Der Arme willigte nun mit Freuden ein, und nachdem der Jäger ihm den richtigen Weg gewiesen, stieß er auch bald auf das Jägerhaus. Er fand darin etwas Maisbrei in einer Holzschüssel, die nie leer wurde, wie oft er auch daraus aß, und ein Buch mit leeren Blättern. Und da er den guten Mönchen des Klosters in seinem Heimatsdorfe die Kunst des Schreibens etwas abgelauscht hatte, so schrieb er fein säuberlich auf die weißen Blätter die Namen aller, die an dem Walde vorbei zogen. Nach einem Jahre war das Buch voll. Jetzt kam auch der Jäger, und da er mit dem Geschriebenen sehr zufrieden war, gab er dem Armen einen Beutel Dukaten und entließ ihn. Wer war nun glücklicher, wer war fröhlicher, als er? In seiner Herzensfreude sagte er dem Jäger, daß er für die empfangene Wohltat ihm alles zu Liebe tun und ihm das Liebste, was er habe, schenken würde. Der Jäger verlangte nun, daß der Arme das, was er soeben gesagt, schriftlich geben möge. Er tat es ohne Arg und zog singend seines Weges.

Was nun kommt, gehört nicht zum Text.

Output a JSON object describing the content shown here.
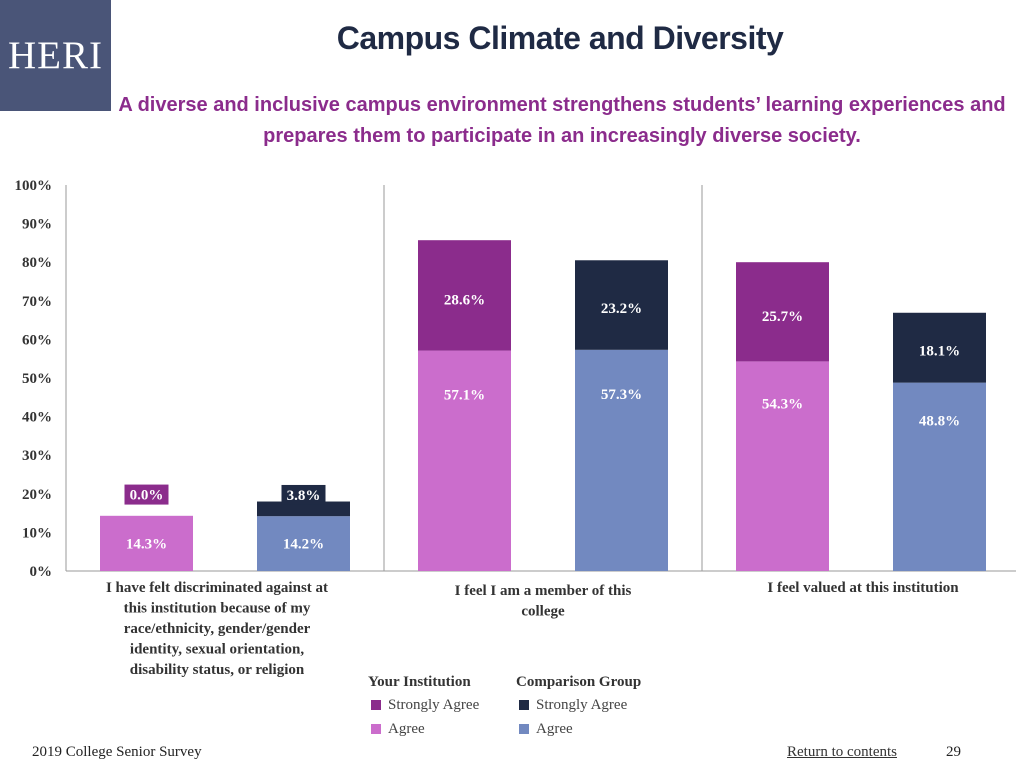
{
  "logo": {
    "text": "HERI"
  },
  "header": {
    "title": "Campus Climate and Diversity",
    "subtitle": "A diverse and inclusive campus environment strengthens students’ learning experiences and prepares them to participate in an increasingly diverse society."
  },
  "legend": {
    "your_institution": {
      "title": "Your Institution",
      "strongly_agree": "Strongly Agree",
      "agree": "Agree"
    },
    "comparison_group": {
      "title": "Comparison Group",
      "strongly_agree": "Strongly Agree",
      "agree": "Agree"
    }
  },
  "footer": {
    "survey": "2019 College Senior Survey",
    "return_link": "Return to contents",
    "page_number": "29"
  },
  "colors": {
    "your_strongly_agree": "#8b2c8c",
    "your_agree": "#cb6dcc",
    "comp_strongly_agree": "#1f2a44",
    "comp_agree": "#7289c0"
  },
  "chart_data": {
    "type": "bar",
    "stacked": true,
    "y_ticks": [
      "0%",
      "10%",
      "20%",
      "30%",
      "40%",
      "50%",
      "60%",
      "70%",
      "80%",
      "90%",
      "100%"
    ],
    "ylim": [
      0,
      100
    ],
    "categories": [
      [
        "I have felt discriminated against at",
        "this institution because of my",
        "race/ethnicity, gender/gender",
        "identity, sexual orientation,",
        "disability status, or religion"
      ],
      [
        "I feel I am a member of this",
        "college"
      ],
      [
        "I feel valued at this institution"
      ]
    ],
    "series": [
      {
        "group": "Your Institution",
        "name": "Agree",
        "values": [
          14.3,
          57.1,
          54.3
        ],
        "labels": [
          "14.3%",
          "57.1%",
          "54.3%"
        ]
      },
      {
        "group": "Your Institution",
        "name": "Strongly Agree",
        "values": [
          0.0,
          28.6,
          25.7
        ],
        "labels": [
          "0.0%",
          "28.6%",
          "25.7%"
        ]
      },
      {
        "group": "Comparison Group",
        "name": "Agree",
        "values": [
          14.2,
          57.3,
          48.8
        ],
        "labels": [
          "14.2%",
          "57.3%",
          "48.8%"
        ]
      },
      {
        "group": "Comparison Group",
        "name": "Strongly Agree",
        "values": [
          3.8,
          23.2,
          18.1
        ],
        "labels": [
          "3.8%",
          "23.2%",
          "18.1%"
        ]
      }
    ]
  }
}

Zu Hause harrte seiner noch eine Freude: während seiner Abwesenheit hatte sein Weib einen Knaben geboren.
Da sie jetzt auch genug Geld hatten und der Mann es durch seinen Fleiß immer noch vermehrte, so hätten sie sehr glücklich leben können. Der Mann war jedoch immer bekümmert, da er des Versprechens gedachte, das er dem Jäger gegeben, und er fürchtete, daß ihm dieser eines tags sein einziges Kind abfordern werde.
Die Zeit kam und ging, das Kindchen gedieh, und die besorgten Eltern gedachten immer seltener des Jägers und jenes Versprechens. Da geschah etwas Seltsames, Schreckliches. In einer finsteren Nacht, als ein eisiger Nord wehte, heulte plötzlich der Hund laut auf, so, als hätte man ihm etwas zuleide getan. Dann hörte man ein unheimliches Geräusch vor der Haustüre: diese sprang auf, und über die Schwelle wälzte sich ein blutgefüllter Menschenbalg, ein Vampyr.
»Nun mußt du dein Versprechen einlösen«, klang es dumpf. Das entsetzte Ehepaar beschwor das Schreckgespenst im Namen Gottes und des heiligen Johannes sich zu entfernen, sprengte Weihwasser aus, und so mußte es zurückweichen. Bevor der Unhold aber die Schwelle verließ, sagte er: »Möge das Kind immerhin noch dableiben; nach fünfundzwanzig Jahren ist es in jedem Falle mein.«
Der Mann und das Weib fanden erst wieder im Morgengrauen Schlaf. Und beide hatten den gleichen Traum. Der heilige Johannes, ihr Hauspatron, stieg aus seinem Rahmen in der Stubenecke nieder, schwang das vor seinem Bilde hängende Lämpchen wie ein Räucherfaß und sprach: »Lasset den Knaben Mönch werden, dann kann ihm der wilde Jäger, der gestorben und zum Vampyr geworden ist, nichts anhaben.«
Das Ehepaar erwachte, ihr kleiner Hausaltar sah aus wie immer, aber in der Stube schwebte ein feiner Duft, wie aus einem geweihten Räucherfaß.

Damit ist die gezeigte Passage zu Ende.